I'm always fascinated at the wide discrepancies in ratings between critics and fans for some movies, sometimes they are pretty much in-line such as these The King's Speech 95% critics, 93% fans Rise of the Planet of the Apes 83% vs 87% The Dark Knight 94% vs 96% Girl with the Dragon Tattoo 87% to 90% however this weekend features 2 movies with completely opposing points of view Haywire: 82% critics but only 54% from fans Underworld Awakening: 28% versus 80% from the fans, has to be one of the biggest gaps from bad critic reviews to fan opinions I've ever seen. any other examples of big swings of opinion?
And that's opposite of what one would expect from an action movie. I'm very interested in this one and if critics like it but the standard action movie fan doesn't, maybe Soderbergh really did something interesting.
I think the Soderbergh factor ups the critical credibility but also makes it a film less likely to be embraced by fans - the guy can make crowd-pleasers but doesn't tend to follow standard filmmaking protocol...
Some films are too thought provoking for a non-educated filmgoer to appreciate on first viewing. That's what I credit a high-critic, low-public opinion ratio to. The opposite is true when you put "spectacle" in a movie. A movie can have a completely incoherent plot but if the gore, exposed body parts or explosions are remarkable, you'll get a low-critic, high-public rating.

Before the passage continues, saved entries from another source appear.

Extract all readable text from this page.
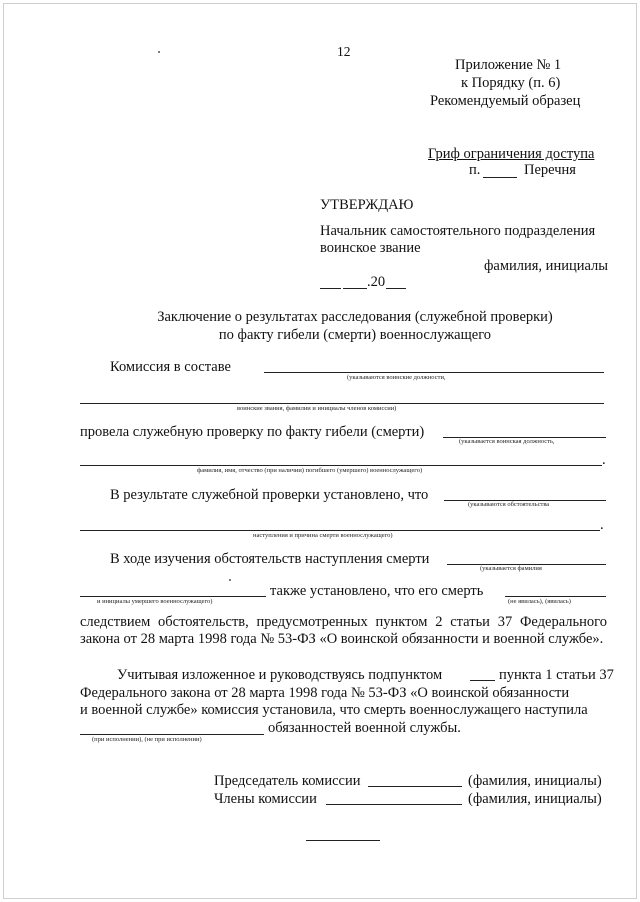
12
Приложение № 1
к Порядку (п. 6)
Рекомендуемый образец
Гриф ограничения доступа
п.	Перечня
УТВЕРЖДАЮ
Начальник самостоятельного подразделения
воинское звание
фамилия, инициалы
.20
Заключение о результатах расследования (служебной проверки)
по факту гибели (смерти) военнослужащего
Комиссия в составе
(указываются воинские должности,
воинские звания, фамилии и инициалы членов комиссии)
провела служебную проверку по факту гибели (смерти)
(указывается воинская должность,
.
фамилия, имя, отчество (при наличии) погибшего (умершего) военнослужащего)
В результате служебной проверки установлено, что
(указываются обстоятельства
.
наступления и причина смерти военнослужащего)
В ходе изучения обстоятельств наступления смерти
(указывается фамилия
и инициалы умершего военнослужащего)
также установлено, что его смерть
(не явилась), (явилась)
следствием обстоятельств, предусмотренных пунктом 2 статьи 37 Федерального закона от 28 марта 1998 года № 53-ФЗ «О воинской обязанности и военной службе».
Учитывая изложенное и руководствуясь подпунктом	пункта 1 статьи 37
Федерального закона от 28 марта 1998 года № 53-ФЗ «О воинской обязанности
и военной службе» комиссия установила, что смерть военнослужащего наступила
(при исполнении), (не при исполнении)
обязанностей военной службы.
Председатель комиссии	(фамилия, инициалы)
Члены комиссии	(фамилия, инициалы)
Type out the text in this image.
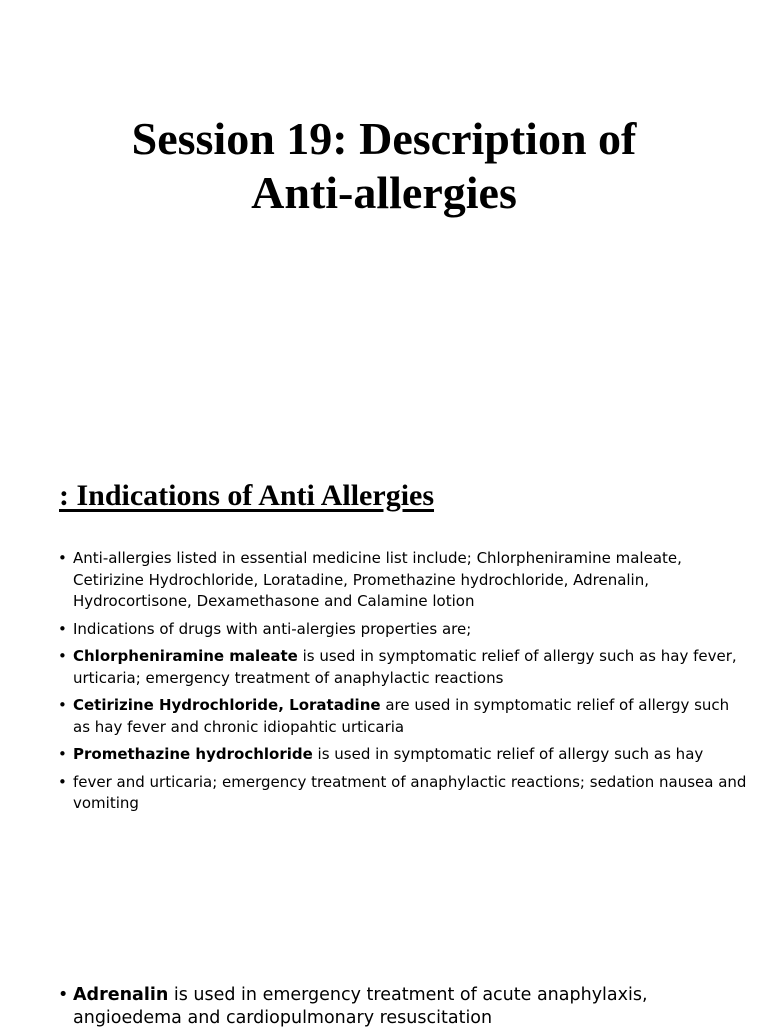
Session 19: Description of
Anti-allergies
: Indications of Anti Allergies
• Anti-allergies listed in essential medicine list include; Chlorpheniramine maleate, Cetirizine Hydrochloride, Loratadine, Promethazine hydrochloride, Adrenalin, Hydrocortisone, Dexamethasone and Calamine lotion
• Indications of drugs with anti-alergies properties are;
• Chlorpheniramine maleate is used in symptomatic relief of allergy such as hay fever, urticaria; emergency treatment of anaphylactic reactions
• Cetirizine Hydrochloride, Loratadine are used in symptomatic relief of allergy such as hay fever and chronic idiopahtic urticaria
• Promethazine hydrochloride is used in symptomatic relief of allergy such as hay
• fever and urticaria; emergency treatment of anaphylactic reactions; sedation nausea and vomiting
• Adrenalin is used in emergency treatment of acute anaphylaxis, angioedema and cardiopulmonary resuscitation
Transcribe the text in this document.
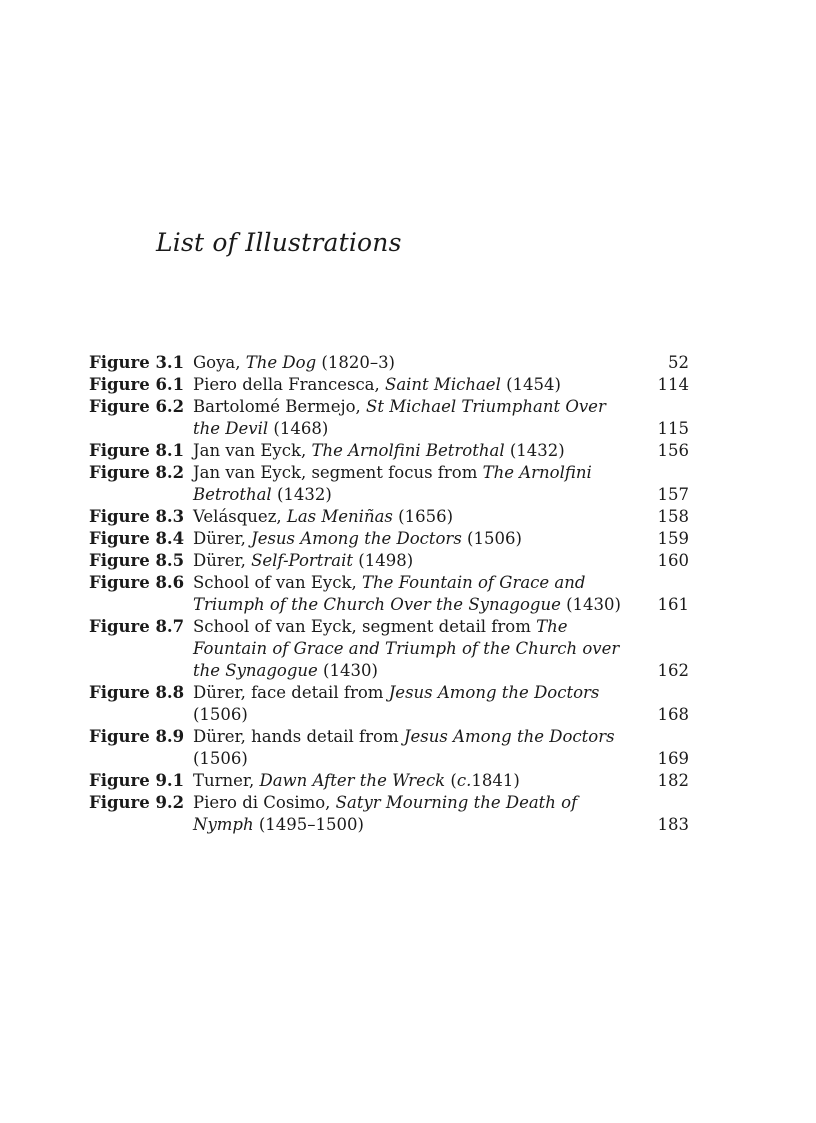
List of Illustrations
Figure 3.1 Goya, The Dog (1820–3)	52
Figure 6.1 Piero della Francesca, Saint Michael (1454)	114
Figure 6.2 Bartolomé Bermejo, St Michael Triumphant Over the Devil (1468)	115
Figure 8.1 Jan van Eyck, The Arnolfini Betrothal (1432)	156
Figure 8.2 Jan van Eyck, segment focus from The Arnolfini Betrothal (1432)	157
Figure 8.3 Velásquez, Las Meniñas (1656)	158
Figure 8.4 Dürer, Jesus Among the Doctors (1506)	159
Figure 8.5 Dürer, Self-Portrait (1498)	160
Figure 8.6 School of van Eyck, The Fountain of Grace and Triumph of the Church Over the Synagogue (1430)	161
Figure 8.7 School of van Eyck, segment detail from The Fountain of Grace and Triumph of the Church over the Synagogue (1430)	162
Figure 8.8 Dürer, face detail from Jesus Among the Doctors (1506)	168
Figure 8.9 Dürer, hands detail from Jesus Among the Doctors (1506)	169
Figure 9.1 Turner, Dawn After the Wreck (c.1841)	182
Figure 9.2 Piero di Cosimo, Satyr Mourning the Death of Nymph (1495–1500)	183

I don't think this one's so hard to explain. This is the fourth installment in a franchise; people have a pretty good idea of what to expect from it, and they're not going to head out to theatres this early in its run unless they're already predisposed to liking it. But critics have to see it whether they're Underworld fanatics or not. And a lot of the reviewers in the Rotten Tomatoes survey have a bias against horror to begin with — I'm not talking about the most respected critics, but the guys at the minor daily papers who drifted into movie reviewing from the sports or local news pages. (Not that too many horror experts love Underworld either.) This is weirder, though, and I'm not really sure how to explain it. Yeah, it's an arty and abstract thriller, but still. I remember hearing about how audiences hated Drive, and yet Rotten Tomatoes still gives it 79% from audiences versus 93% from critics (and those scores were in the same ballpark back when it first came out). How about The Limey? Same director, screenwriter, and genre as Haywire. Let's see, critics 92%, audiences 75%. Still a smaller gap.
I also suspect that it has as much to do with film critics giving their favorite filmmaker/actor, etc. a pass and the same for audiences. Some films so radically defy expectations that they fail to resonate when released (for example the 1982 "The Thing" which is largely acknowledged as one of John Carpenter's best films NOW but was roasted by critics at the time and a box office failure due to critical reaction/timing or Roger Ebert's initial reaction to lynch's "Blue Velvet"). The best way to truly find out the value of a film is time. "Vertigo" got mediocre reviews when it was released and didn't rise in appreciation until the 1960's and the reassessment of the New Wave directors/writers.
In the case of Haywire, as I understand it, it's a basic agent-gone-rogue story. But what is really interesting this time around is that Gina Carano can truly kick *ss and it comes across in the movie.